PSN-L Email List Message

Subject: Re: strange jumps
From: Doug Crice dcrice@............
Date: Mon, 24 Jul 2000 21:54:25 -0700



John Tacinelli wrote:
>  My problem is that at 8:45 PM every night I get a sudden increase (or decrease) in voltage through my amplifier that causes 
the trace to move off to the right hand side of the screen.  It stays there until 5:45 every morning.  Then it goes right back.
  The seismograph itself doesnt seem to move.  I have run it on an uninterruptible power supply and it still does it.  I watche
d it happen tonight and I could detect no environmental change in the area of the seismograph.
> The seismograph is set up at the school where I teach.  Maintenance thought it might be the outside lights turning on but tha
t happens much earlier.  That timing happens to coincide with the setting and rising of the sun (pretty close) but I can't thin
k of anything solar that could affect a magnetic coil inside a building in a time span of about 2 seconds. 

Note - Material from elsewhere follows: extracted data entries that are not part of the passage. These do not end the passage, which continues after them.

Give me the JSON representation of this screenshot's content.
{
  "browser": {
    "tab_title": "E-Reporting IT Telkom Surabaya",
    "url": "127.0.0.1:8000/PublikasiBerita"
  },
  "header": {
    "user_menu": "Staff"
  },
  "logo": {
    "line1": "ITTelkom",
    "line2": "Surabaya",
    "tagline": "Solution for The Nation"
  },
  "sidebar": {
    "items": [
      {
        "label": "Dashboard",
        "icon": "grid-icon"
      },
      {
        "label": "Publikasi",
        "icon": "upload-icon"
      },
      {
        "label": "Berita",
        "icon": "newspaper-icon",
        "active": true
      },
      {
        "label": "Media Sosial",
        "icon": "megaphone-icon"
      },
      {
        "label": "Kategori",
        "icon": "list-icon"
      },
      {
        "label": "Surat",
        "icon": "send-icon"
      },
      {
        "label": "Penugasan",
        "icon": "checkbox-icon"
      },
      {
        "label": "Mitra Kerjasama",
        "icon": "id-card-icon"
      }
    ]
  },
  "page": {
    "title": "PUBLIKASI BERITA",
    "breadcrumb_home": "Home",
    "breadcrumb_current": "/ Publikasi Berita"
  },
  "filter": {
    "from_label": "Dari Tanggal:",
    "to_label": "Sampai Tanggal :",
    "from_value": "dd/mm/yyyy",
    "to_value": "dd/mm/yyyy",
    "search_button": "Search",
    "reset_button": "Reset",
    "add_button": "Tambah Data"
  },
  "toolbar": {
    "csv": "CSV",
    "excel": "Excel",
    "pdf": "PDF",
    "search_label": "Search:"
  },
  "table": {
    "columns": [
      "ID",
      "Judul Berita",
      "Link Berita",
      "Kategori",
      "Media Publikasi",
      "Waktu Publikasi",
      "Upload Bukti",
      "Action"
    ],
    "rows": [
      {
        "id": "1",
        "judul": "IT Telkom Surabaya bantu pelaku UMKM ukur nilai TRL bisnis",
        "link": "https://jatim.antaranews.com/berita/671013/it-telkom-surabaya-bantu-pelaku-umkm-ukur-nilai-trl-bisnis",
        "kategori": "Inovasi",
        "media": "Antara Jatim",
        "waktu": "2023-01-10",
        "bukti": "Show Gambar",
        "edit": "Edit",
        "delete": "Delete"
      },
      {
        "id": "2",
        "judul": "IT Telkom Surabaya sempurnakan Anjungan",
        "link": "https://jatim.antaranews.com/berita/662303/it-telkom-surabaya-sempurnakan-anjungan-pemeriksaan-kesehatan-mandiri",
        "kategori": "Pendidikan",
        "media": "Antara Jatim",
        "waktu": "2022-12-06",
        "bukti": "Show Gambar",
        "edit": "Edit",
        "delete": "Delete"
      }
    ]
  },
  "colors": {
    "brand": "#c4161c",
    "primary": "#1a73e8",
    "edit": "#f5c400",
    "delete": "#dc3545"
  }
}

If it's synchronized with sunrise & sunset, then it's probably related
to the streetlights that are turned on/off with photoelectric cells.  I
would look for noise on the power line though, I like the battery
operation experiment.

At Geometrics, we had a problem with a new magnetometer design that was
noisy until about 3 AM.  Turns out that BART, the Bay Area Rapid
Transit, generated a magnetic field running DC trains that we could see
50 miles away.  At 3 AM the trains stopped and the noise went away. Of
course that wasn't technically an instrument noise problem, it was a
real magnetic field we were measuring.